Aristotle made the first stab at a plot count around 330 B.C., when he declared that there were just two kinds of stories: simple (featuring a change in fortune) and complex (in which the change in fortune is accompanied by setbacks and reversals — for Aristotle, the perfect tragedy).
Two millenniums later, the count had swelled. In 1892, Rudyard Kipling suggested that the number of plots was actually 69, a high-water mark for sure, but then Kipling had witnessed the novel’s spectacular efflorescence over the course of the preceding century. Still, he floated the claim in a few lines of Victorian doggerel, so it’s possible he intended it partly in jest.

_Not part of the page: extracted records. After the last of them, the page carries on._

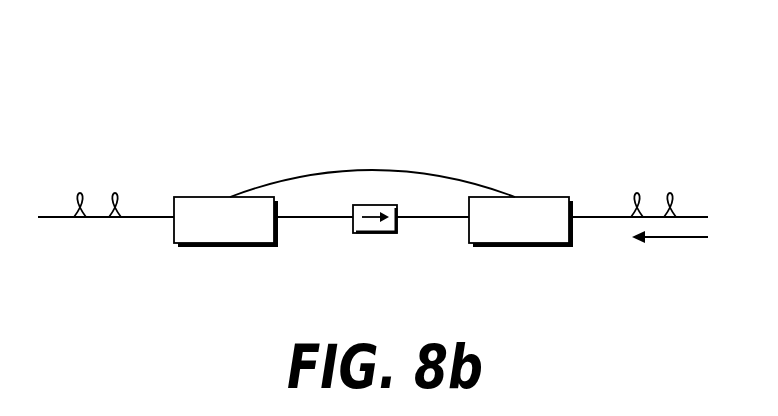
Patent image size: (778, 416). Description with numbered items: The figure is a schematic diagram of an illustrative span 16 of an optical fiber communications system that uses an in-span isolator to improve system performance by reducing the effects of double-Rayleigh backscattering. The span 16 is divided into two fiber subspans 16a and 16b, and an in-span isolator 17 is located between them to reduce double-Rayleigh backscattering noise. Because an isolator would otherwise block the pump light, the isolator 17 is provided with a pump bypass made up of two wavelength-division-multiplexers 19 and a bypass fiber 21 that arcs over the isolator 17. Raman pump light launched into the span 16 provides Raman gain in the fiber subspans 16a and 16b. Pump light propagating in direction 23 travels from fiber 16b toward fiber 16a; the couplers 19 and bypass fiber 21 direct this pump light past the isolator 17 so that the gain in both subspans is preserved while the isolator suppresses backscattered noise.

The span 16 is at (647, 81).
The fiber subspan 16a is at (106, 171).
The fiber subspan 16b is at (664, 176).
The in-span isolator 17 is at (372, 234).
The wavelength-division-multiplexer 19 is at (222, 247).
The bypass fiber 21 is at (382, 169).
The direction 23 is at (680, 239).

In any case, it didn’t stick. Over the next 100 years, the number ticked steadily downward, from 36, the figure touted in an 1895 book by the Frenchman Georges Polti (who credited it to Goethe, who in turn had gotten it from an 18th-century Italian), to 20, the figure championed in 1993 by the American Ronald Tobias, in his book “20 Master Plots: And How to Build Them.” Tobias gave his prior tabulators a gracious nod (“all of these answers are right to some degree,” he allowed), but in his view the “20 master plots” — from “quest” and “adventure” to “underdog,” “forbidden love” and, my favorite, “wretched excess” — covered the bases.

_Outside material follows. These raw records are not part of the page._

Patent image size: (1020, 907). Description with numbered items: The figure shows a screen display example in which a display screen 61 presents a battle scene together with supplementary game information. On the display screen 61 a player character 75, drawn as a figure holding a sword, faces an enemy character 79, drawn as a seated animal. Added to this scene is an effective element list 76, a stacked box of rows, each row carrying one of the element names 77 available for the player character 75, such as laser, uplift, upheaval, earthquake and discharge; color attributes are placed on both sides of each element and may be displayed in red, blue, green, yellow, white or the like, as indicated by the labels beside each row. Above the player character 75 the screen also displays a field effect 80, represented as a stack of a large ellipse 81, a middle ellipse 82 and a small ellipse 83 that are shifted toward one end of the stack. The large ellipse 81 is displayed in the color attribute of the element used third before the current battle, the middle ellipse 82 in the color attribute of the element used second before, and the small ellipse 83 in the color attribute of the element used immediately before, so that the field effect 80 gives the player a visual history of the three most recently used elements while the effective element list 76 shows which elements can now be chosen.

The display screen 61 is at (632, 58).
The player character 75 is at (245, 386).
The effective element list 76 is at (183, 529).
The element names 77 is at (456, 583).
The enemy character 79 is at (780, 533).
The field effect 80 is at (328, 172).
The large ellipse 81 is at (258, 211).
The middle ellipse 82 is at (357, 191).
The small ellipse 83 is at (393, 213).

Then, in 2004, Christopher Booker, a founder of the British satirical magazine Private Eye who claimed to have devoted more than 30 years to the issue, published “The Seven Basic Plots,” delineating the handful of story lines he believed undergird everything from “Beowulf” to “Jaws,” P.G. Wodehouse to Proust, and the Marquis de Sade to “The Texas Chain Saw Massacre.” It presumably didn’t hurt his case that the number seven has a connotation, dating at least to the Bible, of divine perfection. In Booker’s account, the most impressive stories were those that managed to squeeze all seven plots into a single tale. “The Lord of the Rings” had them all: the quest, vanquishing the monster, rags to riches, voyage and return, comedy, tragedy and rebirth.
But seven, too, was not destined to last. In 2016, data scientists at the University of Vermont, exploiting advances in natural language processing, plugged 1,737 stories scraped from the Project Gutenberg website into a software program in order to chart their “emotional arcs.” Their custom “hedonometer” examined each story in blocks of 10,000 words, assigning a “meaningful sentiment score” to every chunk, and allowing the researchers to express the results as a series of nifty graphs. The one for “Harry Potter and the Deathly Hallows” shows a mountain range of peaks and valleys, ending, after Voldemort is finally killed, on a steep upward incline toward a summit at happily ever after. The study made news: The world’s stories boiled down to “six basic shapes.”